U.S. stocks rallied, after the Standard & Poor's 500 Index posted one of its steepest drops this year, amid a respite from a global equities selloff.
A surge in the final minutes pushed the S&P 500 up 1.8 percent to 1,948.87 at 4 p.m. in New York, closing at the session high after the gauge fell 3.8 percent over the previous two sessions. Equities jumped in early trading and then trimmed their gains by more than half before an afternoon rebound along with oil prices.
The benchmark equity gauge's 3 percent decline on Tuesday -- its third-biggest of 2015 -- marked a sour start to what has historically been the worst month of the year. The S&P 500 falls 1.1 percent on average in September, according to data compiled by Bloomberg going back to 1927.

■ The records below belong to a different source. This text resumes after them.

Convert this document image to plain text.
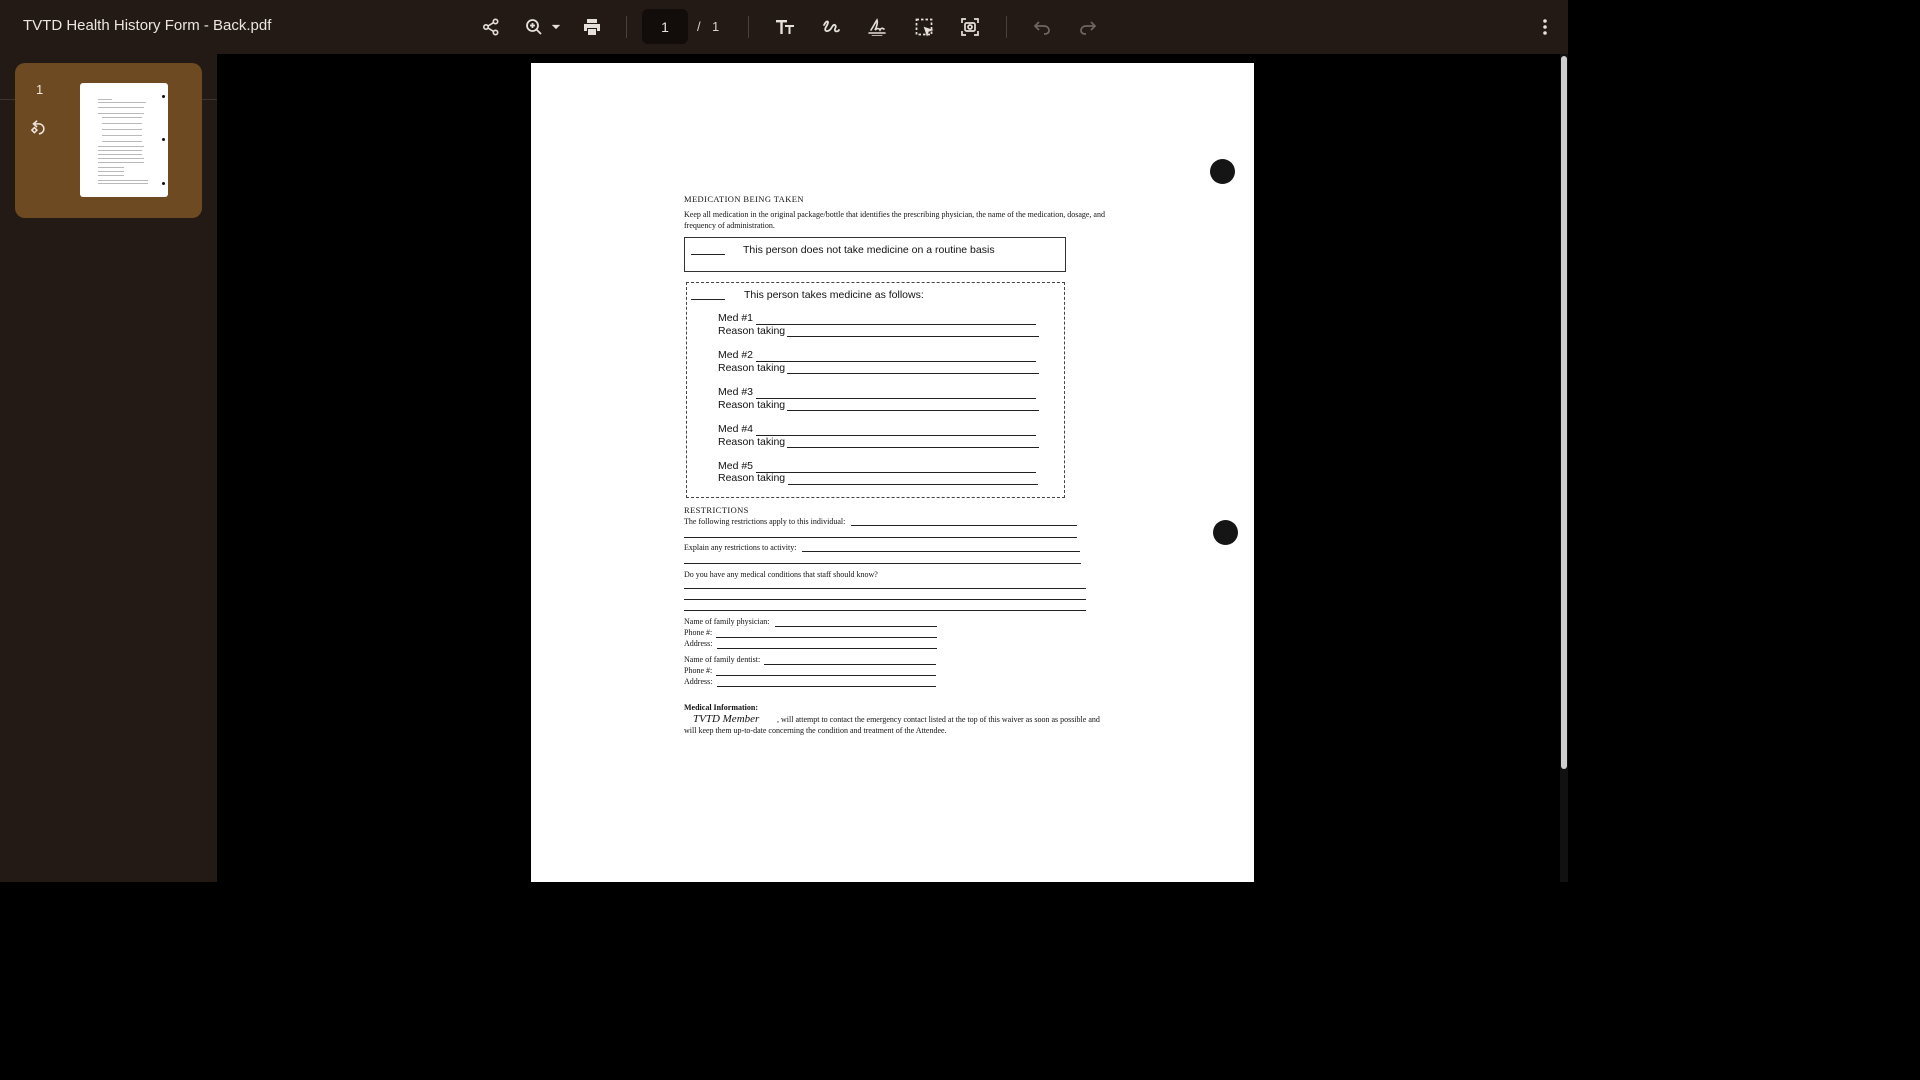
TVTD Health History Form - Back.pdf	1	/ 1
1
MEDICATION BEING TAKEN
Keep all medication in the original package/bottle that identifies the prescribing physician, the name of the medication, dosage, and
frequency of administration.
This person does not take medicine on a routine basis
This person takes medicine as follows:
Med #1
Reason taking
Med #2
Reason taking
Med #3
Reason taking
Med #4
Reason taking
Med #5
Reason taking
RESTRICTIONS
The following restrictions apply to this individual:
Explain any restrictions to activity:
Do you have any medical conditions that staff should know?
Name of family physician:
Phone #:
Address:
Name of family dentist:
Phone #:
Address:
Medical Information:
TVTD Member , will attempt to contact the emergency contact listed at the top of this waiver as soon as possible and
will keep them up-to-date concerning the condition and treatment of the Attendee.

Another troubling sign is that futures on Chicago Board Options Exchange Volatility Index have climbed, showing traders predict turbulent markets will endure. The gauge known as the VIX fell 11 percent Wednesday to 27.93, after a record monthly jump in August,up 135 percent.
The S&P 500 slumped 6.3 percent last month as China's currency devaluation spurred concern over global growth, erasing more than $5.7 trillion in equity market values worldwide, while volatility surged the most on record. The equity index entered a correction last week, only to then rally more than 6 percent over two days. It closed Wednesday 9.1 percent below its all-time high set in May.
Chinese shares closed lower on the last trading day of this week as investors assessed the level of state support before a major military parade on Thursday. Mainland markets will be closed Thursday and Friday to commemorate the end of World War II.
Amid continuing concerns that China's slowdown will weigh on the global economy, traders are now pricing in a 32 percent chance that the Federal Reserve will raise interest rates this month, down from 38 percent on Monday. Policy makers have a little more than two weeks to assess incoming data before deciding whether to act on rates.
A report from the Fed Wednesday said the economy expanded across most regions and industries in July and August as tighter labor markets boosted wages for some workers. Six of 12 Fed districts reported "moderate" growth, and five others said expansion was "modest," according to the Beige Book.
Data today on private payrolls showed companies added 190,000 workers in August, below the 200,000 forecast by economists surveyed by Bloomberg. Attention will focus on the government's monthly jobs report, due Friday, as a major data point before the Fed's meeting. A separate gauge Wednesday showed July factory orders rose less than forecast by economists.